El Gobierno de Río Negro prepara una reforma de la Ley Provincial de Carnes para permitir la comercialización de jabalíes, guanacos y otras especies no tradicionales. La iniciativa apunta a incorporar esos productos a carnicerías, restaurantes y establecimientos habilitados, bajo controles sanitarios. El objetivo oficial es transformar actividades limitadas a la caza o a circuitos reducidos en cadenas productivas formales.

El ministro de Desarrollo Económico, Carlos Banacloy, confirmó que el Ejecutivo enviará el proyecto a la Legislatura provincial. La propuesta también contempla simplificar los trámites de habilitación para productores y elaboradores, sin eliminar las exigencias de los municipios, la Provincia y el Servicio Nacional de Sanidad y Calidad Agroalimentaria (Senasa). «Tenemos que salir del modelo de caza control y escalar para que esas proteínas se comercialicen y lleguen a la población», sostuvo el funcionario.

El jabalí, entre el control ambiental y el negocio

La comercialización del jabalí se encuentra actualmente restringida a cazadores y pequeños circuitos de consumo. Con la reforma, el Gobierno rionegrino busca organizar la faena, el procesamiento y la venta de los cortes dentro de establecimientos autorizados. La medida también podría beneficiar a productores de la Línea Sur, donde ya existen algunas experiencias vinculadas con carnes no convencionales.

El proyecto incorpora además un objetivo ambiental. El jabalí europeo es una especie exótica invasora que provoca daños en cultivos, afecta la producción agropecuaria y altera los ecosistemas.

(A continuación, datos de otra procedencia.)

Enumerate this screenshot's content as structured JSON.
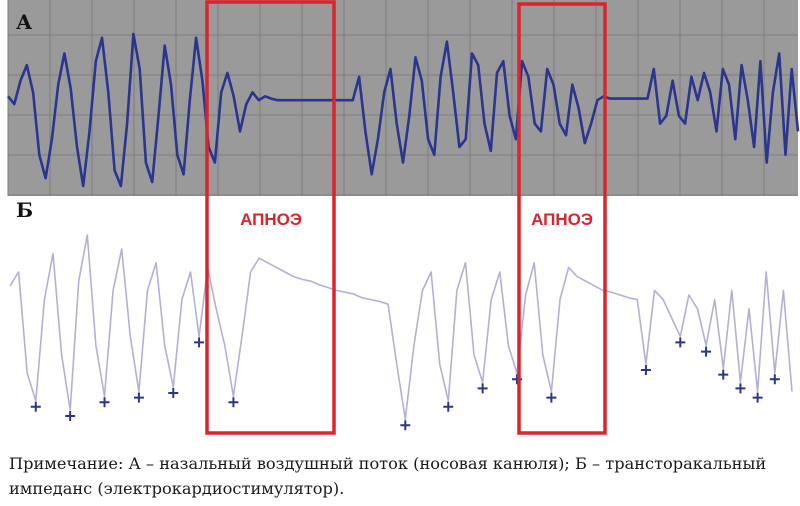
{
  "chart_data": [
    {
      "type": "line",
      "panel_label": "А",
      "description_text": "",
      "background": "#9a9a9a",
      "grid": true,
      "line_color": "#2a3590",
      "series": [
        {
          "values": [
            0.15,
            0.05,
            0.35,
            0.55,
            0.2,
            -0.6,
            -0.9,
            -0.4,
            0.3,
            0.7,
            0.25,
            -0.5,
            -1.0,
            -0.3,
            0.6,
            0.9,
            0.2,
            -0.8,
            -1.0,
            -0.2,
            0.95,
            0.5,
            -0.7,
            -0.95,
            -0.1,
            0.8,
            0.3,
            -0.6,
            -0.85,
            0.1,
            0.9,
            0.35,
            -0.5,
            -0.7,
            0.2,
            0.45,
            0.15,
            -0.3,
            0.05,
            0.2,
            0.1,
            0.15,
            0.12,
            0.1,
            0.1,
            0.1,
            0.1,
            0.1,
            0.1,
            0.1,
            0.1,
            0.1,
            0.1,
            0.1,
            0.1,
            0.1,
            0.4,
            -0.3,
            -0.85,
            -0.4,
            0.2,
            0.5,
            -0.2,
            -0.7,
            -0.1,
            0.65,
            0.35,
            -0.4,
            -0.6,
            0.4,
            0.85,
            0.2,
            -0.5,
            -0.4,
            0.7,
            0.55,
            -0.2,
            -0.55,
            0.45,
            0.6,
            -0.1,
            -0.4,
            0.6,
            0.4,
            -0.2,
            -0.3,
            0.5,
            0.3,
            -0.2,
            -0.35,
            0.3,
            0.0,
            -0.45,
            -0.2,
            0.1,
            0.15,
            0.12,
            0.12,
            0.12,
            0.12,
            0.12,
            0.12,
            0.12,
            0.5,
            -0.2,
            -0.1,
            0.35,
            -0.1,
            -0.2,
            0.4,
            0.1,
            0.45,
            0.2,
            -0.3,
            0.5,
            0.3,
            -0.4,
            0.55,
            0.1,
            -0.5,
            0.6,
            -0.7,
            0.2,
            0.7,
            -0.6,
            0.5,
            -0.3
          ]
        }
      ]
    },
    {
      "type": "line",
      "panel_label": "Б",
      "background": "#ffffff",
      "grid": false,
      "line_color": "#b3b0d6",
      "marker_color": "#2a3590",
      "series": [
        {
          "values": [
            0.35,
            0.5,
            -0.6,
            -0.9,
            0.2,
            0.7,
            -0.4,
            -1.0,
            0.4,
            0.9,
            -0.3,
            -0.85,
            0.3,
            0.75,
            -0.2,
            -0.8,
            0.3,
            0.6,
            -0.3,
            -0.75,
            0.2,
            0.5,
            -0.2,
            0.55,
            0.1,
            -0.3,
            -0.85,
            -0.2,
            0.5,
            0.65,
            0.6,
            0.55,
            0.5,
            0.45,
            0.42,
            0.4,
            0.36,
            0.33,
            0.3,
            0.28,
            0.26,
            0.22,
            0.2,
            0.18,
            0.15,
            -0.5,
            -1.1,
            -0.3,
            0.3,
            0.5,
            -0.5,
            -0.9,
            0.3,
            0.6,
            -0.4,
            -0.7,
            0.2,
            0.5,
            -0.3,
            -0.6,
            0.25,
            0.6,
            -0.4,
            -0.8,
            0.2,
            0.55,
            0.45,
            0.4,
            0.35,
            0.3,
            0.28,
            0.25,
            0.22,
            0.2,
            -0.5,
            0.3,
            0.2,
            0.0,
            -0.2,
            0.25,
            0.1,
            -0.3,
            0.2,
            -0.55,
            0.3,
            -0.7,
            0.1,
            -0.8,
            0.5,
            -0.6,
            0.3,
            -0.8
          ]
        }
      ]
    }
  ],
  "apnea_label": "АПНОЭ",
  "note": "Примечание: А – назальный воздушный поток (носовая канюля); Б – трансторакальный импеданс (электрокардиостимулятор).",
  "colors": {
    "apnea_box": "#d9252b"
  }
}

Las autoridades provinciales consideran que su aprovechamiento comercial podría complementar las tareas destinadas a controlar su expansión.

La incorporación del guanaco abriría otra alternativa para regiones con condiciones productivas complejas. El Gobierno provincial pretende ampliar la oferta de proteínas y generar nuevas actividades económicas alrededor de la fauna patagónica. La aplicación de la reforma dependerá de las condiciones de faena, trazabilidad y control sanitario que se establezcan.

El antecedente de la carne de burro en Chubut

La propuesta de Río Negro se conoce mientras Chubut desarrolla una experiencia piloto con carne de burro. El productor Julio Cittadini impulsó en la zona de Punta Tombo un emprendimiento que incluyó faenas experimentales, degustaciones y las primeras ventas al público. El producto llegó a una carnicería de Trelew con cortes similares a los vacunos y un precio cercano a los $7.500 por kilo.

Las pruebas también incluyeron empanadas, chorizos y asado elaborados con esa carne. La experiencia generó curiosidad entre algunos consumidores, pero también cuestionamientos de organizaciones proteccionistas. Los rechazos se apoyan principalmente en el vínculo cultural del burro con el trabajo rural y en objeciones de carácter ético.

Quienes respaldan estas iniciativas sostienen que las proteínas alternativas pueden diversificar la producción en zonas con pocas opciones económicas. También señalan que el consumo de carnes no tradicionales ya forma parte de la alimentación habitual en otros países. La aceptación comercial, sin embargo, dependerá de los controles sanitarios y de la respuesta de los consumidores.

La aprobación de la reforma convertiría a Río Negro en una de las primeras provincias en regular un mercado formal de las denominadas «carnes salvajes». La iniciativa deberá definir qué especies podrán ingresar al circuito, bajo qué condiciones se autorizará su procesamiento y qué organismos realizarán los controles. El debate también expondrá la tensión entre las oportunidades productivas, el manejo ambiental y las costumbres alimentarias.